Caminar con tu pareja, brazo con brazo, hablando así —murmuró.

—Sí, lo parece —respondió Lucio, con una sonrisa asomando en las comisuras de sus labios—.

Aunque, en realidad nunca he tenido una cita.

—No mientas —dijo Layla, arqueando una ceja hacia él.

—Lucio arqueó las cejas en sorpresa fingida—.

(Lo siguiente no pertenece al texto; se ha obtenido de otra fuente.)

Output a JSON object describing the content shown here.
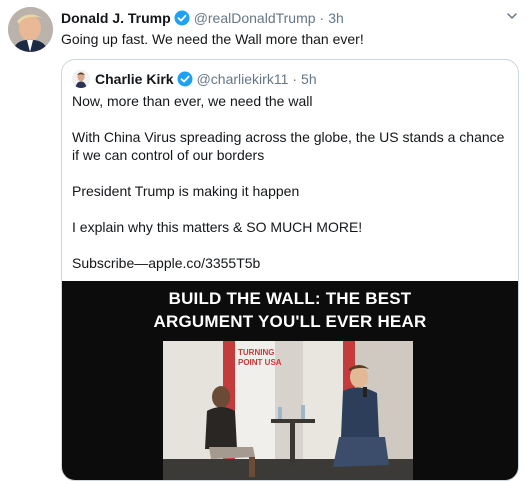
{
  "tweet": {
    "author_name": "Donald J. Trump",
    "author_handle": "@realDonaldTrump",
    "separator": "·",
    "time": "3h",
    "text": "Going up fast. We need the Wall more than ever!"
  },
  "quoted_tweet": {
    "author_name": "Charlie Kirk",
    "author_handle": "@charliekirk11",
    "separator": "·",
    "time": "5h",
    "paragraphs": [
      "Now, more than ever, we need the wall",
      "With China Virus spreading across the globe, the US stands a chance if we can control of our borders",
      "President Trump is making it happen",
      "I explain why this matters & SO MUCH MORE!",
      "Subscribe—apple.co/3355T5b"
    ],
    "video": {
      "title_line1": "BUILD THE WALL: THE BEST",
      "title_line2": "ARGUMENT YOU'LL EVER HEAR",
      "backdrop_text": "TURNING\nPOINT USA"
    }
  },
  "colors": {
    "verified": "#1da1f2",
    "secondary_text": "#657786",
    "border": "#ccd6dd"
  },
  "icons": [
    "verified-badge-icon",
    "caret-down-icon"
  ]
}
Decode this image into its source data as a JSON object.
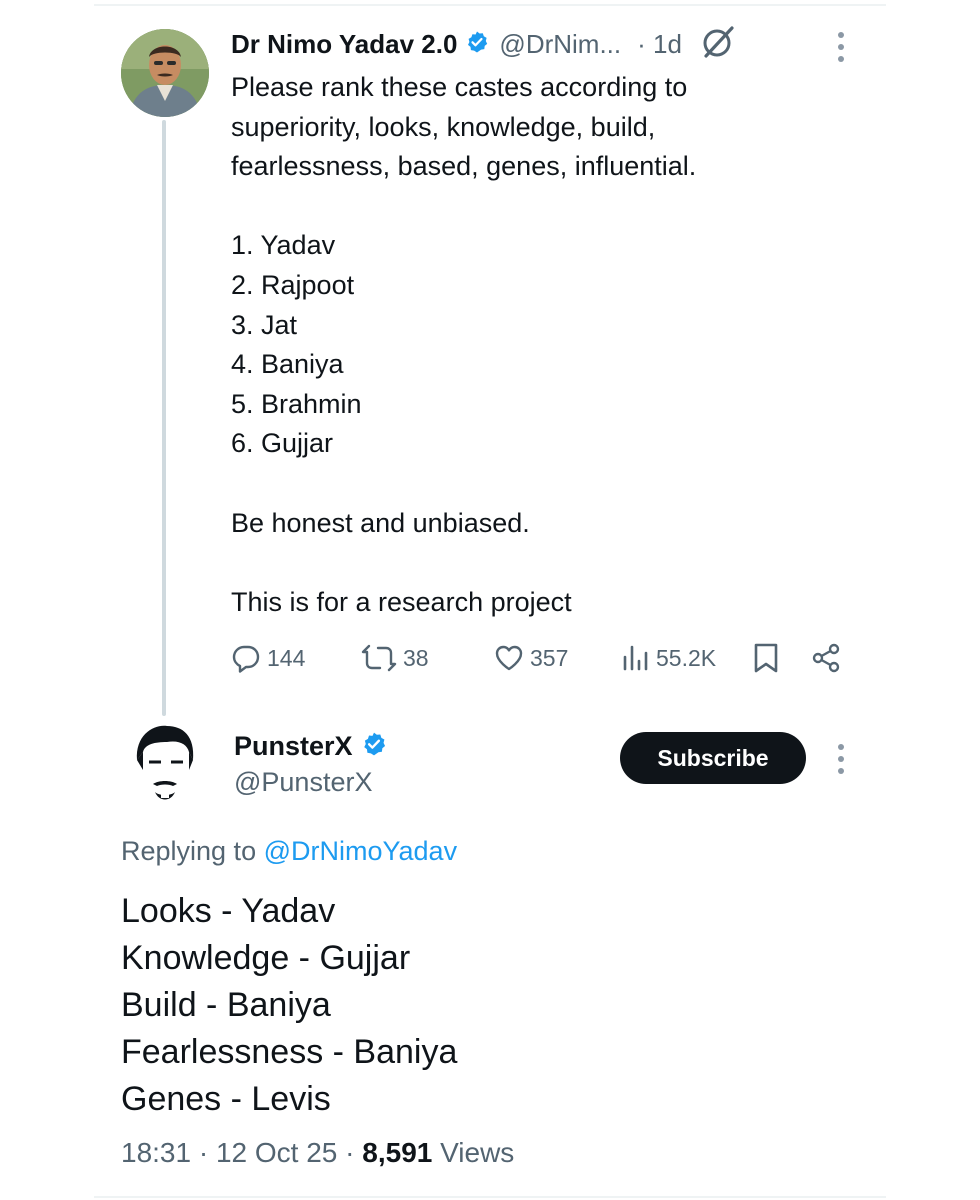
{
  "tweet": {
    "author_name": "Dr Nimo Yadav 2.0",
    "handle": "@DrNim...",
    "time": "· 1d",
    "body_lines": [
      "Please rank these castes according to",
      "superiority, looks, knowledge, build,",
      "fearlessness, based, genes, influential.",
      "",
      "1. Yadav",
      "2. Rajpoot",
      "3. Jat",
      "4. Baniya",
      "5. Brahmin",
      "6. Gujjar",
      "",
      "Be honest and unbiased.",
      "",
      "This is for a research project"
    ],
    "actions": {
      "replies": "144",
      "reposts": "38",
      "likes": "357",
      "views": "55.2K"
    },
    "icons": [
      "verified-badge-icon",
      "grok-icon",
      "more-icon",
      "reply-icon",
      "repost-icon",
      "like-icon",
      "views-icon",
      "bookmark-icon",
      "share-icon"
    ]
  },
  "reply": {
    "author_name": "PunsterX",
    "handle": "@PunsterX",
    "subscribe_label": "Subscribe",
    "replying_prefix": "Replying to",
    "replying_handle": "@DrNimoYadav",
    "body_lines": [
      "Looks - Yadav",
      "Knowledge - Gujjar",
      "Build - Baniya",
      "Fearlessness - Baniya",
      "Genes - Levis"
    ],
    "time": "18:31",
    "date": "12 Oct 25",
    "views_count": "8,591",
    "views_label": "Views"
  },
  "colors": {
    "text": "#0f1419",
    "muted": "#536471",
    "link": "#1d9bf0",
    "verified": "#1d9bf0",
    "thread_line": "#cfd9de",
    "button_bg": "#0f1419"
  }
}
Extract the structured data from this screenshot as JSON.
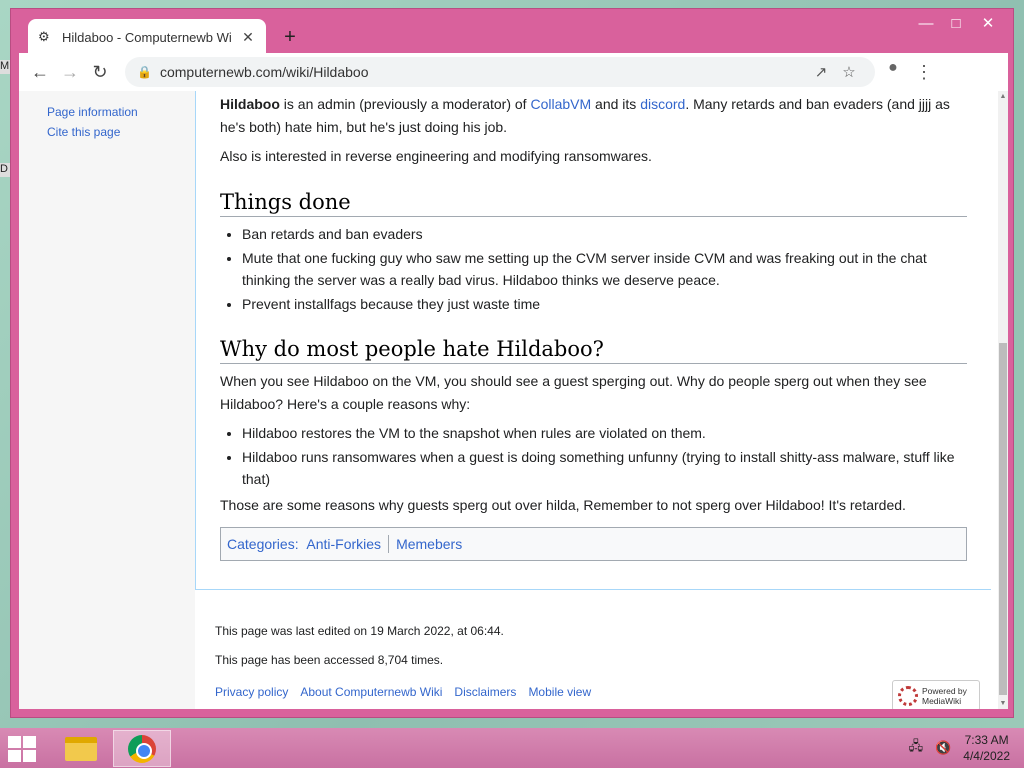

¿Y por qué piensas que miento?

—Porque eres atractivo y guapo.

Las mujeres deben estar haciendo fila para salir contigo —respondió Layla, con franqueza.

Él se rió, mientras un recuerdo afloraba—.

Matteo intentaba buscarme citas, pero yo solía enviar a Roger en mi lugar.

—¿Cómo pudiste hacer eso?

—exclamó Layla, con los ojos abiertos de incredulidad.

—Te he dicho, salir en citas no era lo mío —se encogió de hombros Lucio—.

Pero… mi interés despertó cuando te conocí.

—Aún así nunca me pediste salir —se quejó ella, haciendo un mohín.

—Tenías solo 18 años.

Pensé que rechazarías de inmediato —admitió—.

Pero hice todo lo posible por ser notado.

Además —añadió con una sonrisa pícara—, soy un tipo tímido, Layla.

Ella soltó una carcajada—.

No bromees.

Eres un hombre descarado.

—Tal vez ahora —él bromeó—.

Pero en aquel entonces…

Me estaba enamorando de ti desde el momento en que nos conocimos y me tomó por sorpresa.

Sin ti, apenas dormía.

Dondequiera que ibas, yo también estaba allí.

Layla soltó su brazo y caminó unos pasos por delante, fingiendo estar perdida en sus pensamientos—.

Si tan solo me hubieras invitado a salir en aquel entonces —reflexionó—.

Imagina—caminar por la universidad con todos celosos de mi asombroso novio.

Lucio la observó, con una mirada cariñosa en sus ojos—.

Solo estaba esperando el momento adecuado…

el momento en que pudiera hacerte mía.

Bueno, incluso ahora puedes hacer que todos estén celosos.

—Envolvió su brazo alrededor de ella y apoyó su barbilla sobre su hombro.

—Creo que muchos están celosos de que seas mi esposo.

He oído los chismes en la oficina, en las redes sociales también —afirmó Layla.

—¿Estás orgullosa de tenerme como tu esposo?

—preguntó él.

—Sí.

Y estoy feliz de que me esperaras y enviaras una propuesta de matrimonio por mí —dijo Layla con una sonisidad y halo de felicidad que invadía su semblante, sintiendo los lentos aleteos de su corazón.